Massimine’s behavior became harder to ignore in 2021. He began posting amateurishly written articles — he now admits paying for them — that described him in even more grandiose terms: He had been a vice chair of Mensa International, a consultant to Aretha Franklin and a minority owner of a diamond company.

Then it all blew up. In a painful conversation with university officials, Massimine learned that a group of staff members from the theater had filed a grievance about him, alleging mismanagement and absenteeism, and that a reporter from the local Fox affiliate was preparing an exposé on his fabrications.

Maggie recalls these days as the scariest she has ever lived through. Finally, she drove Massimine to the university hospital’s psychiatric unit, where he checked in for the first of three brief stays.

Dr. Jordan W. Merrill, a psychiatrist who treated Massimine in Utah that year, recalled him as exceptionally fragile during the weeks that followed.

“There are times, as a psychiatrist, we have patients where we really worry we’re going to get a phone call the next morning that they are dead,” he said. “There was a period that he was that person.”

Lying had not been a focus of Massimine’s psychiatric treatment, but now the doctors swung their attention to it. Merrill described Massimine’s fabrications as “benign lying,” which functioned mainly as “a protection of his internal fragility.”

“It’s not seeking to take something from you, it’s about just trying to cope,” Merrill said.

For Maggie, the diagnosis made all the difference. Massimine’s doctors, she recalled, “sent me to psychology websites and really walked me through it so I could have a better understanding.” As she came to see his actions as symptoms of an illness, her anger at him drained away.
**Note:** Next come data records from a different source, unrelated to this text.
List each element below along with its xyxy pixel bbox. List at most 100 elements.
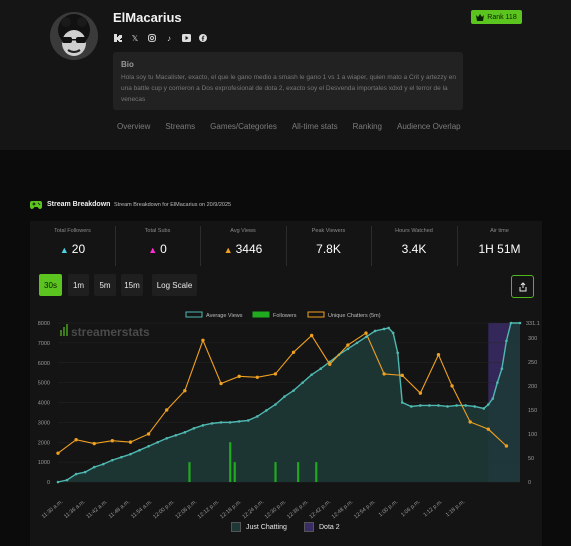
views-point	[518, 321, 522, 325]
views-point	[387, 326, 390, 330]
y-right-tick-label: 250	[528, 360, 537, 366]
views-point	[274, 403, 277, 406]
chatters-point	[504, 444, 509, 448]
y-left-tick-label: 0	[47, 480, 50, 486]
legend-label: Average Views	[206, 313, 243, 319]
followers-bar	[297, 462, 300, 482]
followers-bar	[315, 462, 318, 482]
views-point	[505, 339, 508, 343]
views-point	[292, 389, 295, 392]
chatters-point	[56, 451, 60, 455]
legend-swatch	[304, 522, 314, 532]
x-tick-label: 12:18 p.m.	[219, 499, 243, 521]
views-point	[156, 440, 159, 444]
y-right-tick-label: 200	[528, 384, 537, 390]
views-point	[237, 420, 241, 423]
chatters-point	[450, 384, 454, 388]
views-point	[500, 367, 504, 371]
views-point	[219, 421, 223, 424]
views-point	[486, 403, 490, 406]
chatters-point	[418, 391, 423, 395]
x-tick-label: 12:42 p.m.	[309, 499, 333, 521]
y-left-tick-label: 6000	[38, 361, 50, 367]
x-tick-label: 11:30 a.m.	[41, 499, 65, 520]
x-tick-label: 12:06 p.m.	[175, 499, 199, 521]
y-right-tick-label: 100	[528, 432, 537, 438]
x-tick-label: 11:48 a.m.	[108, 499, 132, 520]
x-tick-label: 12:24 p.m.	[242, 499, 266, 521]
views-point	[92, 465, 96, 469]
chatters-point	[436, 353, 441, 357]
x-tick-label: 11:42 a.m.	[85, 499, 109, 520]
views-point	[437, 404, 440, 407]
views-point	[74, 472, 78, 476]
views-point	[382, 327, 386, 331]
views-point	[482, 407, 486, 410]
views-point	[111, 458, 114, 462]
chatters-point	[110, 438, 115, 443]
legend-label: Unique Chatters (5m)	[328, 313, 381, 319]
legend-just-chatting[interactable]: Just Chatting	[231, 522, 287, 532]
watermark-bar-icon	[66, 324, 68, 336]
views-point	[419, 404, 422, 407]
views-point	[65, 478, 69, 482]
y-left-tick-label: 2000	[38, 440, 50, 446]
chatters-point	[92, 441, 96, 446]
x-tick-label: 1:18 p.m.	[445, 499, 467, 519]
chatters-point	[346, 343, 350, 347]
chatters-point	[165, 408, 169, 412]
views-point	[346, 347, 350, 351]
views-point	[428, 404, 431, 407]
legend-label: Dota 2	[319, 523, 340, 531]
chatters-point	[328, 362, 332, 367]
legend-dota-2[interactable]: Dota 2	[304, 522, 340, 532]
views-point	[83, 470, 87, 474]
x-tick-label: 12:00 p.m.	[152, 499, 176, 521]
views-point	[473, 405, 477, 408]
views-point	[192, 427, 196, 430]
watermark: streamerstats	[71, 325, 150, 339]
y-left-tick-label: 1000	[38, 460, 50, 466]
views-point	[355, 341, 359, 345]
watermark-bar-icon	[60, 330, 62, 336]
views-point	[201, 424, 205, 427]
x-tick-label: 1:12 p.m.	[423, 499, 445, 519]
views-point	[246, 419, 250, 422]
legend-label: Just Chatting	[246, 523, 287, 531]
views-point	[310, 373, 313, 376]
legend-swatch	[307, 311, 325, 318]
chatters-point	[364, 331, 368, 335]
views-point	[496, 381, 499, 384]
views-point	[509, 321, 513, 325]
chatters-point	[382, 372, 386, 376]
y-left-tick-label: 8000	[38, 321, 50, 327]
views-point	[147, 444, 150, 448]
views-point	[129, 452, 132, 456]
chatters-point	[291, 350, 296, 355]
views-point	[210, 422, 214, 425]
x-tick-label: 1:00 p.m.	[378, 499, 400, 519]
y-right-max-label: 331.1	[526, 321, 540, 327]
followers-bar	[229, 442, 232, 482]
x-tick-label: 1:06 p.m.	[400, 499, 422, 519]
y-right-tick-label: 150	[528, 408, 537, 414]
chatters-point	[219, 381, 223, 386]
legend-swatch	[252, 311, 270, 318]
views-point	[56, 480, 60, 484]
followers-bar	[188, 462, 191, 482]
x-tick-label: 12:30 p.m.	[264, 499, 288, 521]
x-tick-label: 12:12 p.m.	[197, 499, 221, 521]
chatters-point	[468, 420, 472, 424]
legend-swatch	[231, 522, 241, 532]
chatters-point	[146, 432, 151, 436]
views-point	[255, 415, 259, 418]
views-point	[101, 462, 105, 466]
views-point	[491, 397, 495, 400]
x-tick-label: 12:54 p.m.	[353, 499, 377, 521]
views-point	[391, 331, 395, 335]
views-point	[183, 431, 187, 434]
followers-bar	[274, 462, 277, 482]
followers-bar	[233, 462, 236, 482]
y-right-tick-label: 0	[528, 480, 531, 486]
chatters-point	[255, 375, 259, 379]
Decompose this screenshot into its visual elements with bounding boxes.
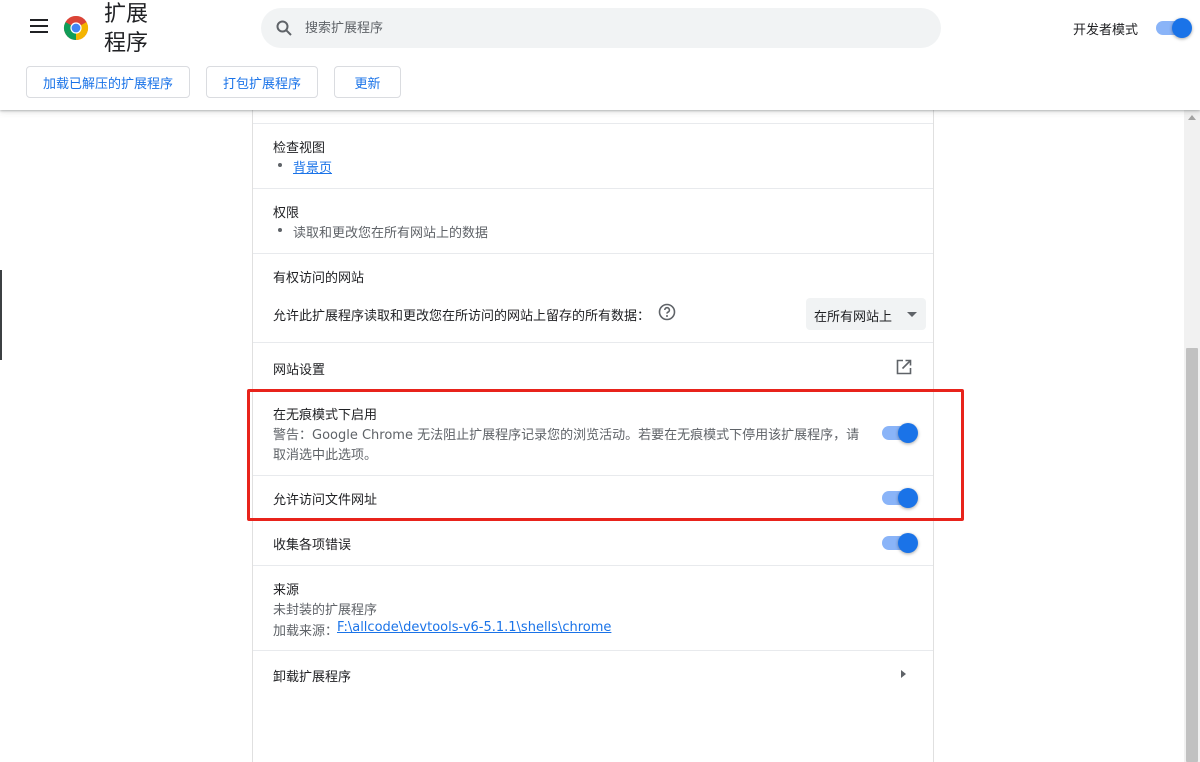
divider xyxy=(253,390,933,391)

The diagnosis also mattered to his employer. Massimine negotiated a $175,000 settlement with the University of Utah in which neither party acknowledged wrongdoing, according to The Salt Lake Tribune, which acquired the agreement through a records request.

(Dave Sanders | The New York Times) Christopher Massimine sits while on a daily walk at the beach in Queens.

The Massimines sold their large Victorian house in Salt Lake City and moved in with Maggie’s parents in the New York City borough of Queens.

These days, Massimine meets weekly with a therapist, unpacking the moments when he felt a strong urge to fabricate. He says he quiets the urges by writing, posting often on social media. When he finds himself on the edge of a group of people swapping stories, he steels himself, takes deep breaths and tries to stay silent.

Recently, the Massimines closed on a modest three-bedroom house in Hamilton Beach, a middle-class neighborhood in Queens overlooking Jamaica Bay. It’s a long way from the world of theater and the life they had envisioned when they went on their first date, at Sardi’s.

Early this month, as he watched their 20-month-old son, Bowie, kick a soccer ball across their narrow backyard, Massimine seemed impossibly far from that old world. He spoke, a little wistfully, about the fictional Chris, the one he has had to relinquish.

“There was this wonderful character of me, and he did things nobody else could do,” he said. “In some ways, I’m sad to see him go.”

Rebecca Ritzel and Alain Delaquérière contributed reporting.